Summary from the publisher:
It’s been six weeks since angels of the apocalypse descended to demolish the modern world. Street gangs rule the day while fear and superstition rule the night. When warrior angels fly away with a helpless little girl, her seventeen-year-old sister Penryn will do anything to get her back.
Anything, including making a deal with an enemy angel.
Raffe is a warrior who lies broken and wingless on the street. After eons of fighting his own battles, he finds himself being rescued from a desperate situation by a half-starved teenage girl.
Traveling through a dark and twisted Northern California, they have only each other to rely on for survival. Together, they journey toward the angels’ stronghold in San Francisco where she’ll risk everything to rescue her sister and he’ll put himself at the mercy of his greatest enemies for the chance to be made whole again.

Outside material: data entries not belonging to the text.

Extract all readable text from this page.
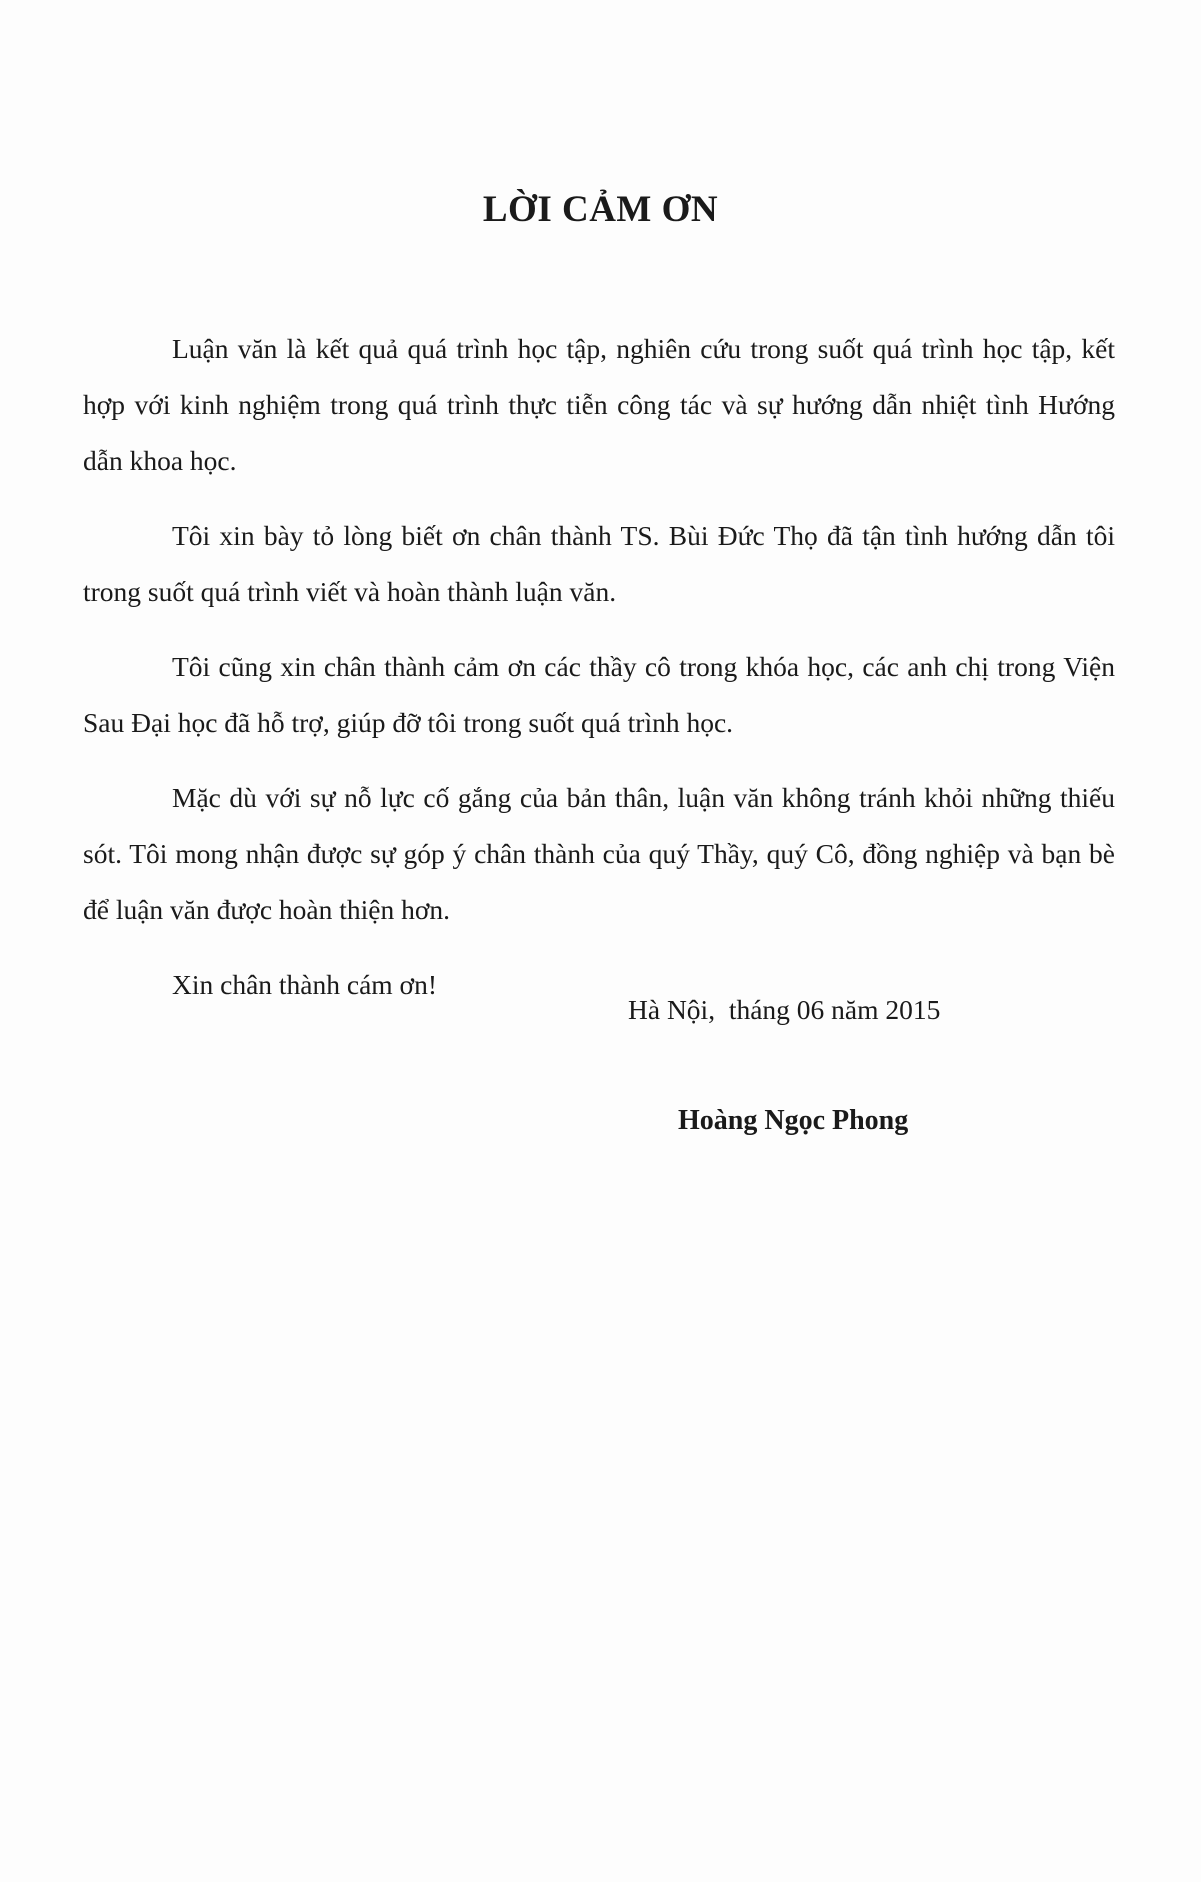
LỜI CẢM ƠN

Luận văn là kết quả quá trình học tập, nghiên cứu trong suốt quá trình học tập, kết hợp với kinh nghiệm trong quá trình thực tiễn công tác và sự hướng dẫn nhiệt tình Hướng dẫn khoa học.

Tôi xin bày tỏ lòng biết ơn chân thành TS. Bùi Đức Thọ đã tận tình hướng dẫn tôi trong suốt quá trình viết và hoàn thành luận văn.

Tôi cũng xin chân thành cảm ơn các thầy cô trong khóa học, các anh chị trong Viện Sau Đại học đã hỗ trợ, giúp đỡ tôi trong suốt quá trình học.

Mặc dù với sự nỗ lực cố gắng của bản thân, luận văn không tránh khỏi những thiếu sót. Tôi mong nhận được sự góp ý chân thành của quý Thầy, quý Cô, đồng nghiệp và bạn bè để luận văn được hoàn thiện hơn.

Xin chân thành cám ơn!

Hà Nội,  tháng 06 năm 2015

Hoàng Ngọc Phong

While I have been reading regularly since January, I haven’t read anything that’s inspired me enough to compel me to write a post about it… Until Angelfall. The first book in what is expected to be a five book series entitled ‘Penryn & The End of Days’. I feel a bit shameful about leaving this book for so long but also glad that I didn’t read it in 2011 when I would have had to wait two years for the sequel, World After.
The world that Ee has created in this novel is excellent, just when I thought I had gotten a firm grip on the state of the world and the direction that the book would take – it took me, the reader, in a completely unexpected direction. The book was devoid of the cheesy declaration of love I expected that would have been wildly out of character, instead there were vicious and repulsive angels, an agnostic angel and cannibals! It was a truly wild ride. Let me say that about halfway through the book I was feeling a bit overwhelmed by the intensity of the book – if you’re a fan of action packed novels then look no further. My problem was that I felt like every time things were starting to work out and Penryn and Raffe were getting to where they wanted to be, something would trip them up. I found it a little frustrating but I understand that that’s the way that novels work and it by the time I was in the last half of the book I couldn’t put it down. The lesson: never abandon your books!
I loved the main character, Penryn. I was so excited to read a female character who knew how to take care of herself (but to a believable extent). If I had to choose a YA heroine to have as a best friend I’d probably pick Penryn. Her thought process was neither inane nor frustrating and she was loyal, the thing that kept her going was her love for her sister which was highly admirable. The secondary characters also really piqued my attention and I hope to read more about the other characters such as Josiah, the albino angel, charismatic Obi, Penryn’s mother and sister as well as Dee and Dum (did anyone else think Weasley twins when they were described as cheeky boy-next-door redheads?!). I also appreciated the slow build of relationship between Penryn and Raffe which still hadn’t fully developed at the conclusion of the novel, leaving me eager for more.
This book is like a breath of fresh air in angel-centric YA fiction. I don’t know if there’s anyone out there who hasn’t read this yet but if you’re looking for a fast-paced dystopian novel akin to The Hunger Games, look no further than Angelfall. If you’re okay with creepy and a dark representation of angels, and you’re looking for a badass heroine then this is the book for you.